Questi due poli, di ravvicinamento e di divisone hanno perdurato per quasi 40 anni senza che questo avesse impedito di frequentarsi, con un piacere credo reciproco, e anche di lavorare assieme.
Abbiamo avuto percorsi diversi – lei professore universitario di professione, io psicanalista – percorsi che ci permettevano di incontrarsi ogni tanto su un terreno comune: certamente la psicanalisi, secondo la scelta che lei operava sull’opera di Freud e soprattutto di Lacan; la letteratura che è sempre stata il mio interesse maggiore, Joyce, Dante, Proust. Anche su Artaud, sulla follia, la psichiatria, la religione.
Jacqueline adorava Roma. Diceva che a ogni angolo di strada si trovavano geroglifici da decifrare. Lacan non mancava mai di chiamarla quando veniva a Roma, e trovava tutto ciò che scriveva, tutto il suo lavoro perfetto, e la sua compagnia sempre piacevole.

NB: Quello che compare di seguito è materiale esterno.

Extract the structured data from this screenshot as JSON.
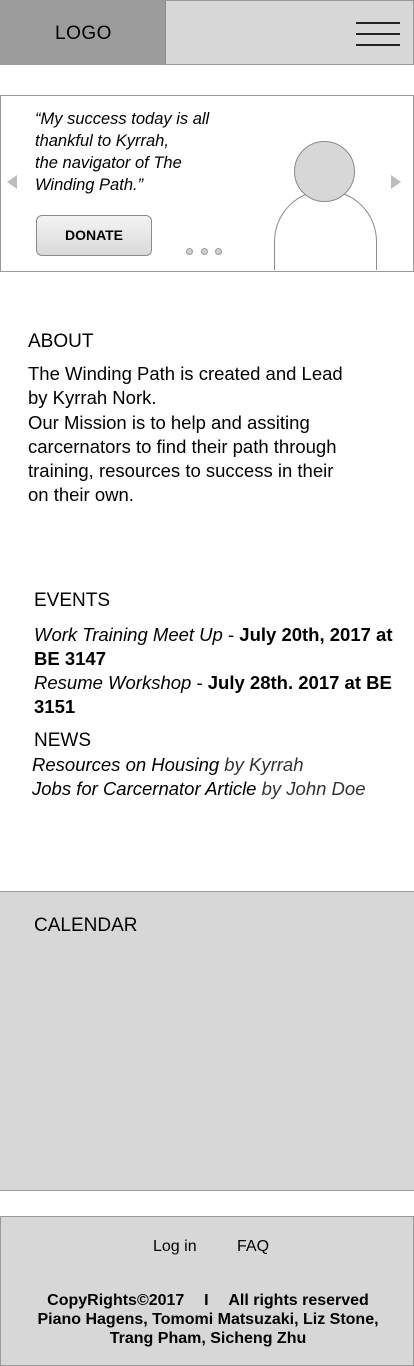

Quante volte abbiamo visitato assieme i luoghi segreti di Roma, come il tempio di Mitra a Porta Maggiore, o ancora recentemente la Domus Aurea che tentava di salvare dei nuovi progetti di rimaneggiamento. E proprio su questo sito, sul Colle Oppio che abbiamo cenato assieme a luglio scorso, godendosi il tramonto sulle rovine.
Nel 2001, nell’occasione del centenario della nascita di Lacan, alle giornate che avevo organizzato su “Mosè e il Nome del padre”, Jacqueline ha commentato la conferenza stampa di Lacan dell’ottobre 1974 a tenutasi a Campitelli.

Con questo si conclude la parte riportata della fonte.